Я не могу ничем заниматься; работа утомляет меня, а книги читаю машинально. От всего можно уйти в книги, забыться, – прежде я всегда так и делала; но теперь при всем желании никак невозможно: научные книги только напоминают мне, что я «на волоске», и вместо того, чтобы размышлять или резюмировать прочитанное, – невольно руки опускаются с книгой, а в голову опять лезет вопрос: что же? чем же кончится? какой же ответ я получу?.. Бросишь книгу, закроешь глаза, схватишься обеими руками за голову – и сидишь так где-нибудь, стараясь прогнать от себя эти мысли…
Неизвестность – хуже всего. Если бы я получила ответ, то каков бы он ни был – все-таки было бы лучше; я знала бы по крайней мере, что мне делать, куда ехать. А теперь – ничего.
Всего двенадцать дней как я здесь, а мне кажется, что двенадцать недель.
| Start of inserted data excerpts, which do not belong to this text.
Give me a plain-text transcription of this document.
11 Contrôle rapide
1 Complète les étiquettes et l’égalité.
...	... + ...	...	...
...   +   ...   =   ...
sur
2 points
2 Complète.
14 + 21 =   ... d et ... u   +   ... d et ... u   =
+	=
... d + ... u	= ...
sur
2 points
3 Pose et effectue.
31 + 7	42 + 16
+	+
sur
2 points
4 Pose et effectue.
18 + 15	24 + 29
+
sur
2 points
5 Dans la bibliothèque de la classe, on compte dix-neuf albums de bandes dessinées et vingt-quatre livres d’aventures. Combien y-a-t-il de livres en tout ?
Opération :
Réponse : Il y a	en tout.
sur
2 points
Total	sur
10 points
Мучительно медленно тянутся дни, один за другим, не торопясь; они точно сговорились идти как можно медленнее…
Мне хотелось бы уехать куда-нибудь, в особенности на 15-е число. Но я уже получила отказ в моей просьбе: совершеннолетие старшей дочери в некотором роде составляет событие, которое нельзя оставить пройти незаметно, и к тому же большой праздник. А мне, право, не до обедов и гостей, которые придут в силу раз установившегося обычая… Я убежала бы на край света, если бы это было возможно!.. И очень жаль, что у меня крепкие нервы: если бы я заболела на все это время – было бы гораздо лучше: лежала бы себе преспокойно, за мной ухаживали бы, и время прошло бы быстро и незаметно.
Скорее бы… конец. Каков бы он ни был!
У меня не хватит мужества прочесть ответа в случае получения. Чувствую, что не могу… Пусть уж лучше сестры.
– Вы живете рассудком и страстью, – сказал мне сегодня случайно встретившийся в соборе за всенощной офицер, с которым мы познакомились во время нашей поездки по Волге.
– Я заметил, что вы совсем не живете душевною жизнью, а между тем это необходимо. Не принимайте слова «страсть» вместо любви, нет, ведь его можно применять ко многому. В вас сейчас видна страсть… – Конечно, он подразумевал под этим словом мою живость, вспыльчивость; он сказал бы вернее: страстность.
– Если я живу рассудком, то это даже лучше: жизнь того требует, – возразила я.
– Нет; вы не правы. Живите сердцем; относитесь душевнее к людям, и вам сразу станет лучше, и вы будете спокойнее. Вот тогда, на пароходе, я заметил, что между вами, сестрами, нет той задушевности, которая должна была бы быть.
– Но, однако, мы все живем вместе как одна; мы всегда стоим друг за друга…
– Все это прекрасно; тем не менее между вами нет именно задушевности, которая сейчас же высказывается в обращении. Относитесь друг к другу сердечнее – это даже должно, потому что вы близки между собой.
А ведь он совершенно прав, подумала я: мы вовсе не относимся друг к другу нежно и сердечно. Мы не привыкли к этому; да сестры и не любят. А сколько раз хотелось мне обратиться к ним так, как советовал Былеев! И всегда меня останавливали то суровым: «что за нежности», то насмешкой, то прямо нежеланием… Замечание офицера было до такой степени верно, он так тонко подметил оттенки нашего обращения, что я ничего даже не ответила ему.
– Вот примите мой совет, – продолжал он, – верьте, что я говорю справедливо. Вы живете только умом; а между тем вы живете с людьми – полюбите их.
– Но я и так люблю людей; я отношусь и стараюсь относиться к ним вообще хорошо, – ответила я.
– Это вы делаете опять-таки рассудочно: вы дошли до этого умом, а надо дойти сердцем; так, чтобы вы действительно любили людей, думали о них больше… Еще я тогда же заметил, что вы скупы.
– Это каким же образом? – засмеялась я.
– Помните, на пароходе ваш слуга подал счет, и я заметил, что, расплачиваясь, вы мало дали ему на чай: он не поблагодарил вас. А между тем вы должны бы были подумать, что он – человек бедный, что он этим живет.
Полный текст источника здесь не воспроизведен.